A flow is comprised of one or more steps that process or enhance the data.

A step can be one of the following types:


Step	Input to step	What the step does	Result of step
Ingestion	Raw data from one source	Wraps each item in an envelope and stores the wrapped items as records in the STAGING database.	Ingested data in the STAGING database
Mapping	Ingested data in the STAGING database Entity model definition	Associates the fields in the entity model with the corresponding fields in your source data and then stores the mapped data in the FINAL database.	Mapped data in the FINAL database
Matching	Mapped data in the FINAL database	Checks for possible duplicates in your data.	Internal match summaries in the FINAL database. Each match summary contains a list of records to be merged.
Merging	Internal match summaries created by a matching step	Handles the lists of candidates accordingly based on the specified criteria.	If the comparison of two records definitely meets the specified criteria for duplicates, a new record based on the two duplicate records is created in the FINAL database, and the old entries are tagged as archived but remain in the FINAL database.

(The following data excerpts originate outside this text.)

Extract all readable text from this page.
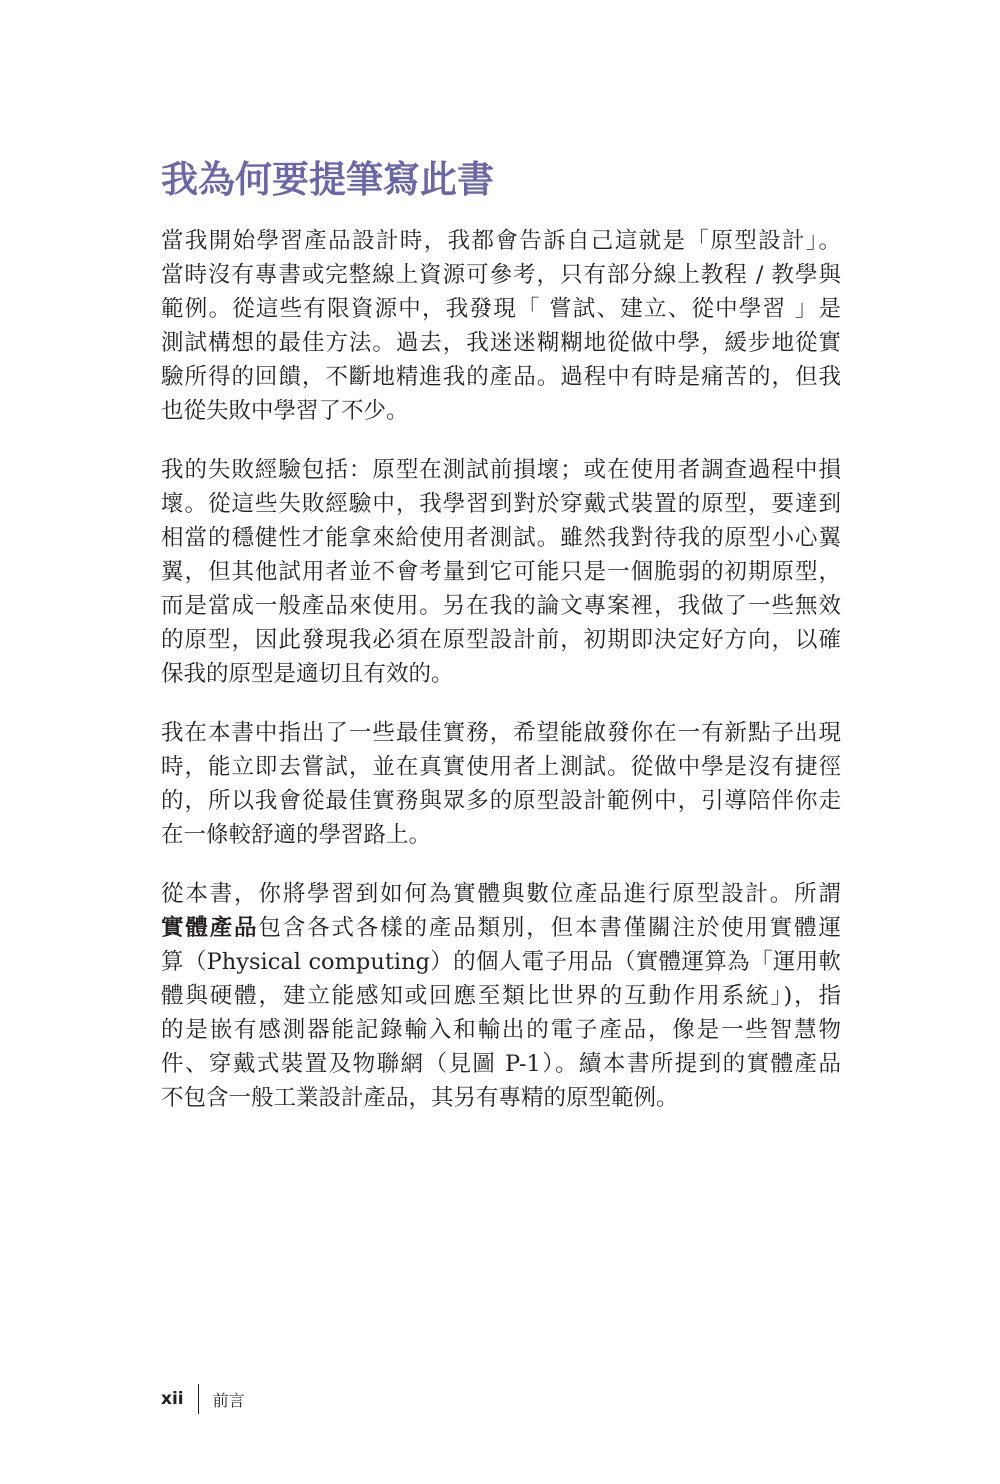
我為何要提筆寫此書

當我開始學習產品設計時，我都會告訴自己這就是「原型設計」。
當時沒有專書或完整線上資源可參考，只有部分線上教程 / 教學與
範例。從這些有限資源中，我發現「 嘗試、建立、從中學習 」是
測試構想的最佳方法。過去，我迷迷糊糊地從做中學，緩步地從實
驗所得的回饋，不斷地精進我的產品。過程中有時是痛苦的，但我
也從失敗中學習了不少。

我的失敗經驗包括：原型在測試前損壞；或在使用者調查過程中損
壞。從這些失敗經驗中，我學習到對於穿戴式裝置的原型，要達到
相當的穩健性才能拿來給使用者測試。雖然我對待我的原型小心翼
翼，但其他試用者並不會考量到它可能只是一個脆弱的初期原型，
而是當成一般產品來使用。另在我的論文專案裡，我做了一些無效
的原型，因此發現我必須在原型設計前，初期即決定好方向，以確
保我的原型是適切且有效的。

我在本書中指出了一些最佳實務，希望能啟發你在一有新點子出現
時，能立即去嘗試，並在真實使用者上測試。從做中學是沒有捷徑
的，所以我會從最佳實務與眾多的原型設計範例中，引導陪伴你走
在一條較舒適的學習路上。

從本書，你將學習到如何為實體與數位產品進行原型設計。所謂
實體產品包含各式各樣的產品類別，但本書僅關注於使用實體運
算（Physical computing）的個人電子用品（實體運算為「運用軟
體與硬體，建立能感知或回應至類比世界的互動作用系統」)，指
的是嵌有感測器能記錄輸入和輸出的電子產品，像是一些智慧物
件、穿戴式裝置及物聯網（見圖 P-1）。續本書所提到的實體產品
不包含一般工業設計產品，其另有專精的原型範例。

xii 前言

If the comparison of two records meets the specified criteria for possible matches (not definite matches), a notification is created in the FINAL database. The notification contains information about the two records. Otherwise, no changes are made.
Mastering	Mapped data in the FINAL database	Checks for possible duplicate documents in your data and handles them accordingly based on the specified criteria.
Custom - Ingestion Custom - Mapping Custom - Mastering Custom - Other	Depends on custom code.	Runs the custom code specified in the step definition. The custom code can further process, enhance, or validate your data. A custom step can also replace the default processing included in MarkLogic Data Hub. For example, you can define a different way of ingesting your data by creating a custom ingestion step.	Depends on custom code.

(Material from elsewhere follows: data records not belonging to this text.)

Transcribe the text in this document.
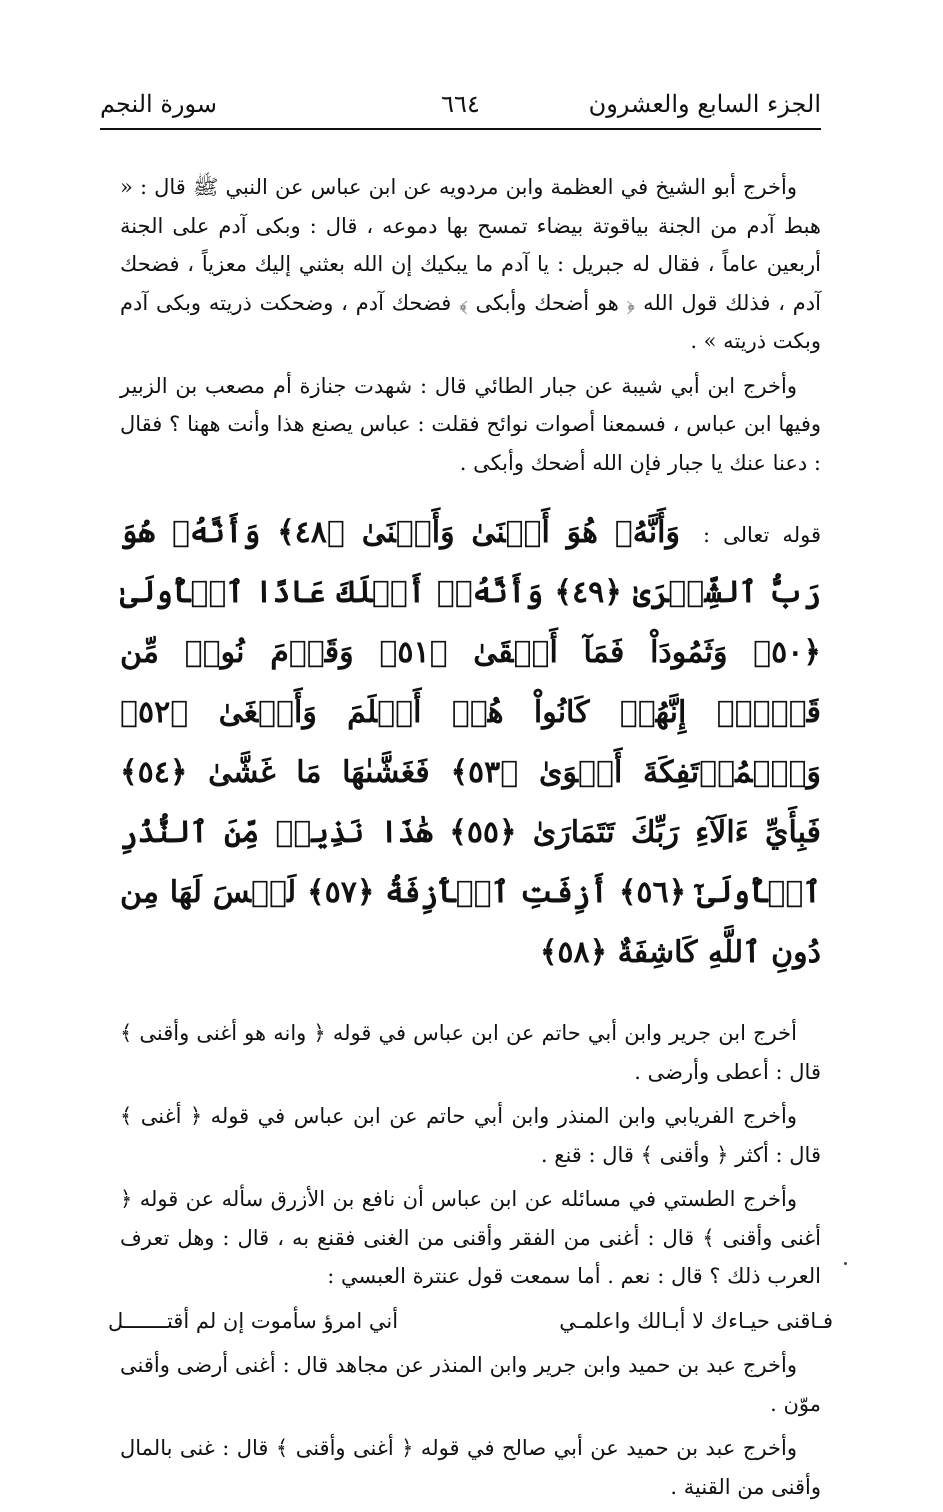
الجزء السابع والعشرون
٦٦٤
سورة النجم

وأخرج أبو الشيخ في العظمة وابن مردويه عن ابن عباس عن النبي ﷺ قال : « هبط آدم من الجنة بياقوتة بيضاء تمسح بها دموعه ، قال : وبكى آدم على الجنة أربعين عاماً ، فقال له جبريل : يا آدم ما يبكيك إن الله بعثني إليك معزياً ، فضحك آدم ، فذلك قول الله ﴿ هو أضحك وأبكى ﴾ فضحك آدم ، وضحكت ذريته وبكى آدم وبكت ذريته » .

وأخرج ابن أبي شيبة عن جبار الطائي قال : شهدت جنازة أم مصعب بن الزبير وفيها ابن عباس ، فسمعنا أصوات نوائح فقلت : عباس يصنع هذا وأنت ههنا ؟ فقال : دعنا عنك يا جبار فإن الله أضحك وأبكى .

قوله تعالى : وَأَنَّهُۥ هُوَ أَغۡنَىٰ وَأَقۡنَىٰ ﴿٤٨﴾ وَأَنَّهُۥ هُوَ رَبُّ ٱلشِّعۡرَىٰ ﴿٤٩﴾ وَأَنَّهُۥٓ أَهۡلَكَ عَادًا ٱلۡأُولَىٰ ﴿٥٠﴾ وَثَمُودَاْ فَمَآ أَبۡقَىٰ ﴿٥١﴾ وَقَوۡمَ نُوحٖ مِّن قَبۡلُۖ إِنَّهُمۡ كَانُواْ هُمۡ أَظۡلَمَ وَأَطۡغَىٰ ﴿٥٢﴾ وَٱلۡمُؤۡتَفِكَةَ أَهۡوَىٰ ﴿٥٣﴾ فَغَشَّىٰهَا مَا غَشَّىٰ ﴿٥٤﴾ فَبِأَيِّ ءَالَآءِ رَبِّكَ تَتَمَارَىٰ ﴿٥٥﴾ هَٰذَا نَذِيرٞ مِّنَ ٱلنُّذُرِ ٱلۡأُولَىٰٓ ﴿٥٦﴾ أَزِفَتِ ٱلۡأٓزِفَةُ ﴿٥٧﴾ لَيۡسَ لَهَا مِن دُونِ ٱللَّهِ كَاشِفَةٌ ﴿٥٨﴾

أخرج ابن جرير وابن أبي حاتم عن ابن عباس في قوله ﴿ وانه هو أغنى وأقنى ﴾ قال : أعطى وأرضى .

وأخرج الفريابي وابن المنذر وابن أبي حاتم عن ابن عباس في قوله ﴿ أغنى ﴾ قال : أكثر ﴿ وأقنى ﴾ قال : قنع .

وأخرج الطستي في مسائله عن ابن عباس أن نافع بن الأزرق سأله عن قوله ﴿ أغنى وأقنى ﴾ قال : أغنى من الفقر وأقنى من الغنى فقنع به ، قال : وهل تعرف العرب ذلك ؟ قال : نعم . أما سمعت قول عنترة العبسي :

فـاقنى حيـاءك لا أبـالك واعلمـي
أني امرؤ سأموت إن لم أقتـــــــل

وأخرج عبد بن حميد وابن جرير وابن المنذر عن مجاهد قال : أغنى أرضى وأقنى موّن .

وأخرج عبد بن حميد عن أبي صالح في قوله ﴿ أغنى وأقنى ﴾ قال : غنى بالمال وأقنى من القنية .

Note: The STAGING database and the FINAL database are the default storage for ingested data and harmonized data, respectively; however, you can use any database.

Choosing Steps for Your Flow

A flow can contain any combination of steps (ingestion, mapping, matching, merging, mastering, and custom). You can create as many flows as you need with various combinations of steps. For example, you can create one flow for ingestion only and another flow that contains both the mapping and mastering steps.

Each predefined type of step (ingestion, mapping, matching, merging, and mastering) has its own set of prerequisites, which is typically the output of another step. For example,

Before you can configure and run a mapping step, you must have some enveloped data in a database (the result of an ingestion step).
Before running the mastering step, you must have some mapped data in a database (the result of a mapping step), and all data to be compared must be mapped to the same entity model.

Essentially, an ingestion step must be executed before a mapping step, which must be executed before a mastering step. If using split-step mastering, the matching step must be executed before the merging step.

These steps can be in separate flows. However, even if they are in the same flow, you can still choose which steps are executed when running the flow.

Tip: Create a separate flow for ingesting each data source. For example,

Flow A might handle ingesting HR data from a New York subsidiary and then mapping that ingested data to an entity model.
Flow B might handle similar operations for HR data from a San Francisco subsidiary.

Ingestion
- If you need to load your data into the STAGING database, add an ingestion step.
- If your data is already wrapped in envelopes and stored in the STAGING database, skip.
Mapping
- If your source's fields do NOT correspond one-to-one with your entity model's properties, add a custom step with a link to a custom module that handles the mapping between your source and your entity model.
- If your source's fields need additional processing, such as calculations, add a custom step with a link to a custom module that performs the calculations.
- If you are mapping XML documents, add a custom step with a link to a custom module that handles XML documents.
- If your source requires more complex transformation than a simple typecast, add a custom step with a link to a custom module that performs the transformation.
- If your data has already been mapped against your entity model and stored in the FINAL database, skip.
- Otherwise, add a mapping step.
Mastering
- If you want to keep duplicates in your data, skip.
- If you would like to use MarkLogic's Smart Mastering technology to identify duplicate documents and merge the duplicates and ...
  - Your dataset could be matched and merged using a single thread at an acceptable performance level, add a mastering step.
  - Your dataset is extremely large and/or could have a large number of duplicates, thereby needing multiple threads for better performance, add a matching step followed by a merging step.
- Otherwise, add a custom step with a link to a custom module that identifies duplicate documents and handles them as you wish.

Note: If a custom step is not intended to replace a predefined step, you can insert it anywhere in the flow. For example, if you want your custom module to further enhance your ingested data before mapping, you can insert the custom module between the ingestion step and the mapping step.

Customizing a Step

You can customize a step in multiple ways.

To replace a predefined process (ingestion, mapping, or mastering), create a custom step and choose the appropriate custom step type (Ingestion, Mapping, or Mastering.

To add processing that doesn't fall neatly in any of the predefined processes, create a custom step and choose the custom step type Other.

To add processing that must be performed immediately before or immediately after any step, create the appropriate step and add a custom hook.

To customize the mapping process, you can create custom mapping functions to use in your mapping definition, in addition to the predefined Data Hub mapping functions.